First, it is telling that it was only after a century of toppling foreign governments that some Americans suddenly became comfortable, in 2021, trying to topple their own. Why did the men who fought a brutal counterinsurgency in the Philippines, for example not come back and storm the Capitol building? A number of people have argued that the answer lies precisely in the progress the America has made. That is to say, it is the creation of a more genuinely pluralistic country, culminating in the election of a black president, created the violent backlash we are witnessing today. From this perspective, the problem is purely domestic, a result of prejudices that proceeded and could outlast America’s foreign misadventures. Ending forever wars and spending more of the Pentagon’s budget on social problems might be valuable for their own sake, but they can only do so much if the real issue is more fundamental.

Moreover, racism is sufficiently pervasive that it has also been a potent tool for anti-interventionists. Some of the strongest opposition to American colonialism in the Caribbean a century ago came from those who claimed that ruling over the region’s “savage” or “uncivilized” natives would be an impossible and unprofitable task. The fascist sympathies of many “America First” anti-interventionists in the lead-up to World War Two is well known. Even today, a subtler form of prejudice remains popular among politicians trying to keep the United States out of foreign conflicts. In announcing the withdrawal of U.S. troops from Syria, for example, President Donald Trump explained that Turks and Kurds had been fighting for hundreds of years and that “[t]here’s a lot of sand that they can play with.” It was a cruder version of an argument that Democratic presidents have made as well, be it former President Bill Clinton blaming Bosnia’s genocide on ancient hatreds or President Barack Obama saying the Syrian civil war was a product of “conflicts that date back millennia.” These tropes will remain tempting to advocates of a more restrained foreign policy. But suggesting that foreigners are fundamentally ungovernable is just as wrong whether you’re making the case for or against trying to govern them.

There is, of course, a more compelling argument that, facing domestic crisis, America would be arrogant to preach democracy to others and irresponsible to waste its resources doing so.

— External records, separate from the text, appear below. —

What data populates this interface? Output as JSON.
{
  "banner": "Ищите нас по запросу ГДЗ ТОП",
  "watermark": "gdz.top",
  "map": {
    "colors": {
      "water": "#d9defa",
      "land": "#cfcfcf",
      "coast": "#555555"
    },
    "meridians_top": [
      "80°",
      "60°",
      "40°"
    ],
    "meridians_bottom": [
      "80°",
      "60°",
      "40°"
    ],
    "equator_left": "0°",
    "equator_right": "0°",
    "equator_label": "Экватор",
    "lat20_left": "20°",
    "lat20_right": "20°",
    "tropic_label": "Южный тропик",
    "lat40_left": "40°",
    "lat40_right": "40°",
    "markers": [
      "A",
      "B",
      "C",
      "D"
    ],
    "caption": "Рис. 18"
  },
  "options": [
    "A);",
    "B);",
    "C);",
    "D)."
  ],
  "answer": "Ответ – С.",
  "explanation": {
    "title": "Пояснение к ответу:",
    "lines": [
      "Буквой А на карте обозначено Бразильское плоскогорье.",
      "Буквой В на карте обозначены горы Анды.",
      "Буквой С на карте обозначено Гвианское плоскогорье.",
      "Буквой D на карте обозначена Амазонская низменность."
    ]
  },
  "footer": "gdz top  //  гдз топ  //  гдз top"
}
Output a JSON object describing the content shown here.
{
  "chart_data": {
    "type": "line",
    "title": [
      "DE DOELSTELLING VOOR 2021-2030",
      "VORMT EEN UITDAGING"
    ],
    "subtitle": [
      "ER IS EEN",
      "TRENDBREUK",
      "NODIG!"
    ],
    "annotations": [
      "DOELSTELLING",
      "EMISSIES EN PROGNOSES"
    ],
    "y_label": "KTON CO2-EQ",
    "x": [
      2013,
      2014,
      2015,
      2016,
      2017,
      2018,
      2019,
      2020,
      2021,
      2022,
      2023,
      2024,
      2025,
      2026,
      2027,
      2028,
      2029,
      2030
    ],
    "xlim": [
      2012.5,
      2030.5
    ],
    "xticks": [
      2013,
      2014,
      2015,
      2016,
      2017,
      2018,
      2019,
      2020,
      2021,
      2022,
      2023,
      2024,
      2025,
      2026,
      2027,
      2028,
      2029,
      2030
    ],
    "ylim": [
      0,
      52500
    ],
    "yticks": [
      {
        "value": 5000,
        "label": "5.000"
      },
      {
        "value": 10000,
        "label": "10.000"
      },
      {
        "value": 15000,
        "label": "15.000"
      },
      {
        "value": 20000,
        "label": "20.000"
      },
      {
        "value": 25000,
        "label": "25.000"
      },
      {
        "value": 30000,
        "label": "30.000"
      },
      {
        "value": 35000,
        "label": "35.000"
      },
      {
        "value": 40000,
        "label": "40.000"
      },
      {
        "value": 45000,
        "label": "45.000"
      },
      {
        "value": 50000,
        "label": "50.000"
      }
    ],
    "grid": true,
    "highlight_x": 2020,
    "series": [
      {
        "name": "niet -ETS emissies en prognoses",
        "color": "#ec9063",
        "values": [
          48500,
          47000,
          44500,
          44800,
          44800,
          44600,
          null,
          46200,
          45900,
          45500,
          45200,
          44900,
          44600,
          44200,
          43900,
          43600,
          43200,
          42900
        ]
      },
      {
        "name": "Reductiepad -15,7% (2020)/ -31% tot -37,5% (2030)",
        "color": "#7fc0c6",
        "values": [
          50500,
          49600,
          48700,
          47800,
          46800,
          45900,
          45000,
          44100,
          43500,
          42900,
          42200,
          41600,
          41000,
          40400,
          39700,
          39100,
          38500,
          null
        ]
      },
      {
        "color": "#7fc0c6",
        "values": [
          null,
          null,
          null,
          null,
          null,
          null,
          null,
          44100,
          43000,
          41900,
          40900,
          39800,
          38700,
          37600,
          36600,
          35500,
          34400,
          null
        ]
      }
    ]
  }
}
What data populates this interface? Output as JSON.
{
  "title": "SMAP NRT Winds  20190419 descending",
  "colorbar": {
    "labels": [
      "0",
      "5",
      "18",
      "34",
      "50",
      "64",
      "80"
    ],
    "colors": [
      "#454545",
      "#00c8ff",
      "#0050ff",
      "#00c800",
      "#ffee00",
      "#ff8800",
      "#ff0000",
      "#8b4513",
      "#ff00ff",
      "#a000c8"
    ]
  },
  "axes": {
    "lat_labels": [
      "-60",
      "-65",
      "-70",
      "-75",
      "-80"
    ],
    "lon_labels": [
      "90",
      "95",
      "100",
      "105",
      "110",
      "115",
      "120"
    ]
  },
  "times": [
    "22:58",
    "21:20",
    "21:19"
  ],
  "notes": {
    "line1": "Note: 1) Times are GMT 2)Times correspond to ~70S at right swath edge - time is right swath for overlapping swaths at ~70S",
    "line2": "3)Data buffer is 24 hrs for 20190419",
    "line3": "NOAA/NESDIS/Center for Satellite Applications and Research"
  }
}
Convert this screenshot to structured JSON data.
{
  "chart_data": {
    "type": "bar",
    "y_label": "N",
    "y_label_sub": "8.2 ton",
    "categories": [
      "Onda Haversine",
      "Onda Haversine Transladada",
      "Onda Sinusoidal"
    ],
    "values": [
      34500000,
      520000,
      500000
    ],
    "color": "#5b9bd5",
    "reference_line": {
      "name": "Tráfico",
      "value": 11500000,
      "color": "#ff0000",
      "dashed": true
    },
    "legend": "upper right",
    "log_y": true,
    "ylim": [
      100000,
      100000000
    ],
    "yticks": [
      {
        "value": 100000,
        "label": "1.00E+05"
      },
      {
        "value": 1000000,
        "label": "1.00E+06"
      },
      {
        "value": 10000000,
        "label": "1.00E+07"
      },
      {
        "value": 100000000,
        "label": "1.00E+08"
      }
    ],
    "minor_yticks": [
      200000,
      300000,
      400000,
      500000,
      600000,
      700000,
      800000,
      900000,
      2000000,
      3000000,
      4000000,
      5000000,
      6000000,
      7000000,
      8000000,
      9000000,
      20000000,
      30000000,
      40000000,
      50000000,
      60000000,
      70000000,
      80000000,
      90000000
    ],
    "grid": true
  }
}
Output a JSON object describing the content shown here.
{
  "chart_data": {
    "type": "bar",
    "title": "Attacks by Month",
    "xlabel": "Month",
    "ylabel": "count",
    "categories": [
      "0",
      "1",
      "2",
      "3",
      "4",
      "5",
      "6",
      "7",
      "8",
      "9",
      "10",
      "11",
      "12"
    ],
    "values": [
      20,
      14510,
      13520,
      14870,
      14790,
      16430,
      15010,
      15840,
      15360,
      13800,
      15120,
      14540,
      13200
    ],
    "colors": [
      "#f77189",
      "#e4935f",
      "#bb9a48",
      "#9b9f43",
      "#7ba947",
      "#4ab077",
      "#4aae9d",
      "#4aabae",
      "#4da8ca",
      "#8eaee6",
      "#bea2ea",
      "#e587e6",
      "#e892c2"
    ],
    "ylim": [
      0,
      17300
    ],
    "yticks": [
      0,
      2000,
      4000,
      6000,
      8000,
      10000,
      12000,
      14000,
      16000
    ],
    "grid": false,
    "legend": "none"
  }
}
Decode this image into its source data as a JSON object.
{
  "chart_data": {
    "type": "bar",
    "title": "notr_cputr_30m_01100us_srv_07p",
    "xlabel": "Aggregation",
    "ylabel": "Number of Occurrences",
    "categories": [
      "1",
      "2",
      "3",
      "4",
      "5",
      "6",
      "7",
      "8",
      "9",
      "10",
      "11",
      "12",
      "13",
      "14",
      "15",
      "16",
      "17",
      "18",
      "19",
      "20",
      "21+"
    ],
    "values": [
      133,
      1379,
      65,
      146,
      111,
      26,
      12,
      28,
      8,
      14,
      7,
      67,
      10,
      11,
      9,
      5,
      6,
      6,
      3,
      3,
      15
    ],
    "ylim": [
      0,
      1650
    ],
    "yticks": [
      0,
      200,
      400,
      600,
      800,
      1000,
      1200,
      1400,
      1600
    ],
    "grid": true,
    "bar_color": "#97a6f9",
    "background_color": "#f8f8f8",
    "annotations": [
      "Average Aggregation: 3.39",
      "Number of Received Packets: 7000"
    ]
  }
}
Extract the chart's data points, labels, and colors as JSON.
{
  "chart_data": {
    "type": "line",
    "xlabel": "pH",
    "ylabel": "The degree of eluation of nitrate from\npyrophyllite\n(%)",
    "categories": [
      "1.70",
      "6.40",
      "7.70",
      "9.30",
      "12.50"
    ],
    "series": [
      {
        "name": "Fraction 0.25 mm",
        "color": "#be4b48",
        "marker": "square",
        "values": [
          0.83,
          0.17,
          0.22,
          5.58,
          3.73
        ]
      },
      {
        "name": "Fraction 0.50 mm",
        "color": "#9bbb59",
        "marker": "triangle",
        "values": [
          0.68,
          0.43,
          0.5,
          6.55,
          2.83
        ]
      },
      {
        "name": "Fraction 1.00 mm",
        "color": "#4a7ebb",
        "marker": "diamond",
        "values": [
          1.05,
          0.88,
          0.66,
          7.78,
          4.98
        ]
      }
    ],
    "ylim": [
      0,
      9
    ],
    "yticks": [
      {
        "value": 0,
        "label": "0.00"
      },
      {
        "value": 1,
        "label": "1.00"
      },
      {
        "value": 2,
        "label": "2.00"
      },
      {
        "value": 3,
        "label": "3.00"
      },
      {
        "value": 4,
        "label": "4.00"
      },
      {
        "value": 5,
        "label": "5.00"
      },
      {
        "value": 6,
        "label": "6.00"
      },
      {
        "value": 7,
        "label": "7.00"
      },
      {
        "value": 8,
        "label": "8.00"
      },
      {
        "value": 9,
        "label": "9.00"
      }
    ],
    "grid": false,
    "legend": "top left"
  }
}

But this misunderstands the history and logic behind democracy promotion. Indeed, there has always been a significant gap between America’s democratic rhetoric and the state of its democracy. Americans flatter themselves if they think foreigners have only just noticed. Ideally, recognizing this discrepancy can inspire America to live up to its professed values, even if only to advance its own interests. Fighting fascism forced Americans to confront racism and religious prejudice at home. During the early Cold War, America’s need to undermine Soviet propaganda and enhance its influence in Africa also served as effective arguments in the battle against segregation.

At best, Americans have defended democratic values overseas because they realized the fragility of their own democracy and believed it would be more secure in a more democratic world. Over the past four years, Americans have watched Trump leverage his corrupt ties with autocratic leaders and seen how right-wing nationalists around the world share conspiracies and draw inspiration from each other. This should make it all the more apparent that the struggle for democracy is a shared one, to which even a deeply flawed America must also contribute.

As the shining city upon a hill, America has spread light but also, too often, cast a dark shadow over others. The mythology of American exceptionalism gave many Americans a messianic faith in their ability to spread democracy while blinding them to the risk that they might face the same authoritarian threats they had observed—or supported—elsewhere. If recent events have provided a more objective perspective, it will hopefully drive Americans to rejoin the global fight for democracy with renewed conviction and humility.